Value-based innovation will deliver devices and drugs of less expense but equal or greater efficacy and technologies and techniques that make processes more efficient. Every stakeholder believes that it’s time for this paradigm shift.

Value-based innovation can be integrated into the very fiber of the innovation process by guiding our talented innovators to look critically at the big problems and integrate cost consciousness into their creative process. We can educate inventors and investors about the margin of difference created by value and adjust the filters used to winnow the inventions portfolio. Innovative thought will gravitate toward advancements that meet the value criteria, and investment dollars will follow.

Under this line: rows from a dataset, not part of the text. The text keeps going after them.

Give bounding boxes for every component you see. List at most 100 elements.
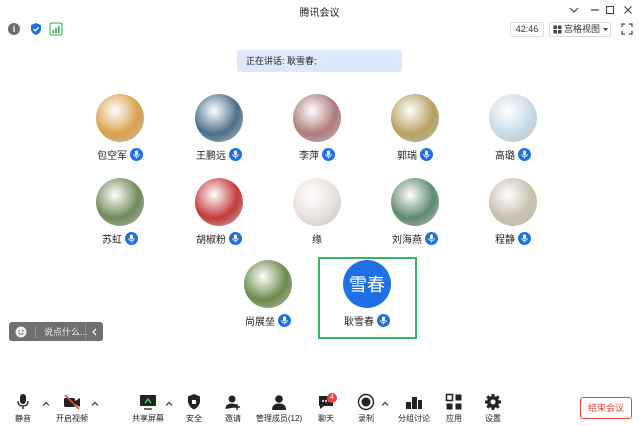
settings-label: 设置: [485, 414, 501, 423]
participant-tile[interactable]: 郭瑞: [366, 94, 464, 178]
microphone-icon: [518, 147, 531, 161]
avatar: [391, 178, 439, 226]
participant-name: 郭瑞: [397, 150, 417, 162]
participant-tile[interactable]: 李萍: [268, 94, 366, 178]
invite-label: 邀请: [225, 414, 241, 423]
participant-name-row: 缘: [268, 230, 366, 246]
security-button[interactable]: 安全: [182, 388, 206, 426]
shield-icon[interactable]: [29, 22, 43, 36]
participant-tile[interactable]: 胡椒粉: [170, 178, 268, 262]
window-title: 腾讯会议: [299, 8, 340, 19]
fullscreen-icon[interactable]: [621, 23, 633, 35]
view-mode-button[interactable]: 宫格视图: [549, 22, 611, 37]
participant-tile[interactable]: 王鹏远: [170, 94, 268, 178]
microphone-icon: [420, 147, 433, 161]
emoji-icon[interactable]: [15, 326, 27, 338]
apps-icon: [445, 393, 462, 410]
video-options-icon[interactable]: [91, 400, 99, 408]
record-icon: [357, 393, 375, 411]
invite-button[interactable]: 邀请: [221, 388, 245, 426]
settings-button[interactable]: 设置: [481, 388, 505, 426]
maximize-icon[interactable]: [602, 2, 618, 18]
chat-unread-badge: 4: [327, 393, 337, 403]
window-pin-icon[interactable]: [566, 2, 582, 18]
chevron-down-icon: [603, 28, 609, 31]
quick-chat-input[interactable]: 说点什么...: [9, 322, 103, 341]
share-screen-label: 共享屏幕: [132, 414, 164, 423]
record-button[interactable]: 录制: [354, 388, 378, 426]
avatar: [96, 178, 144, 226]
avatar: [391, 94, 439, 142]
breakout-rooms-label: 分组讨论: [398, 414, 430, 423]
chat-placeholder: 说点什么...: [44, 327, 88, 337]
microphone-icon: [322, 147, 335, 161]
participant-name: 尚展垒: [245, 316, 275, 328]
chevron-left-icon: [92, 328, 97, 335]
avatar: [195, 94, 243, 142]
participant-tile[interactable]: 包空军: [71, 94, 169, 178]
apps-button[interactable]: 应用: [442, 388, 466, 426]
participant-name: 缘: [312, 234, 322, 246]
active-speaker-banner: 正在讲话: 耿雪春;: [237, 50, 402, 72]
close-icon[interactable]: [620, 2, 636, 18]
chat-label: 聊天: [318, 414, 334, 423]
info-icon[interactable]: i: [8, 23, 20, 35]
participant-name-row: 尚展垒: [219, 312, 317, 328]
participant-name: 胡椒粉: [196, 234, 226, 246]
members-icon: [272, 395, 286, 410]
breakout-icon: [406, 397, 422, 409]
participant-name-row: 胡椒粉: [170, 230, 268, 246]
participant-name-row: 李萍: [268, 146, 366, 162]
manage-members-button[interactable]: 管理成员(12): [256, 388, 302, 426]
view-mode-label: 宫格视图: [564, 24, 601, 34]
end-meeting-button[interactable]: 结束会议: [580, 397, 632, 419]
minimize-icon[interactable]: [587, 2, 603, 18]
participant-name-row: 郭瑞: [366, 146, 464, 162]
record-options-icon[interactable]: [381, 400, 389, 408]
microphone-icon: [17, 394, 29, 409]
network-signal-icon[interactable]: [49, 22, 63, 36]
record-label: 录制: [358, 414, 374, 423]
chat-collapse-button[interactable]: [85, 322, 103, 341]
avatar: [489, 178, 537, 226]
invite-user-icon: [225, 395, 240, 410]
participant-name: 刘海燕: [392, 234, 422, 246]
mute-button[interactable]: 静音: [10, 388, 36, 426]
share-screen-icon: [140, 395, 156, 410]
avatar: [293, 178, 341, 226]
title-bar: 腾讯会议: [0, 0, 639, 20]
participant-name-row: 刘海燕: [366, 230, 464, 246]
microphone-icon: [229, 231, 242, 245]
video-button[interactable]: 开启视频: [54, 388, 90, 426]
shield-icon: [188, 394, 200, 410]
grid-icon: [553, 25, 562, 34]
apps-label: 应用: [446, 414, 462, 423]
participant-name-row: 包空军: [71, 146, 169, 162]
participant-tile[interactable]: 苏虹: [71, 178, 169, 262]
participant-tile[interactable]: 刘海燕: [366, 178, 464, 262]
participant-tile[interactable]: 缘: [268, 178, 366, 262]
participant-name: 高璐: [495, 150, 515, 162]
avatar: [489, 94, 537, 142]
meeting-timer: 42:46: [510, 22, 544, 37]
breakout-rooms-button[interactable]: 分组讨论: [396, 388, 432, 426]
participant-name: 李萍: [299, 150, 319, 162]
participant-tile[interactable]: 高璐: [464, 94, 562, 178]
microphone-icon: [130, 147, 143, 161]
participant-name-row: 苏虹: [71, 230, 169, 246]
camera-off-icon: [64, 394, 80, 410]
avatar: [244, 260, 292, 308]
share-options-icon[interactable]: [165, 400, 173, 408]
meeting-window: 腾讯会议 i 42:46 宫格视图 正在讲话: 耿雪春; 包空军 王鹏远 李萍 …: [0, 0, 639, 426]
participant-name-row: 程静: [464, 230, 562, 246]
participant-name-row: 王鹏远: [170, 146, 268, 162]
manage-members-label: 管理成员(12): [255, 414, 303, 423]
participant-tile[interactable]: 程静: [464, 178, 562, 262]
mute-label: 静音: [15, 414, 31, 423]
participant-tile[interactable]: 尚展垒: [219, 260, 317, 344]
participant-name: 程静: [495, 234, 515, 246]
microphone-icon: [518, 231, 531, 245]
microphone-icon: [125, 231, 138, 245]
share-screen-button[interactable]: 共享屏幕: [130, 388, 166, 426]
mute-options-icon[interactable]: [42, 400, 50, 408]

In closing, I must clarify two issues. I don’t eschew the needs of so-called “orphan diseases”; I anticipate continued commitment from academic medicine and industry to select problems suffered by only a few patients—it’s the right thing to do. Second, I believe key players will collaborate to solve the most pressing big problems, even when considerable resources are required.

The product of innovation viewed from the outside is a new implant, drug, software program, or process. The product of medical innovation for those of us who live it every day is the improved health of a single patient, an entire community, a country—and the whole world.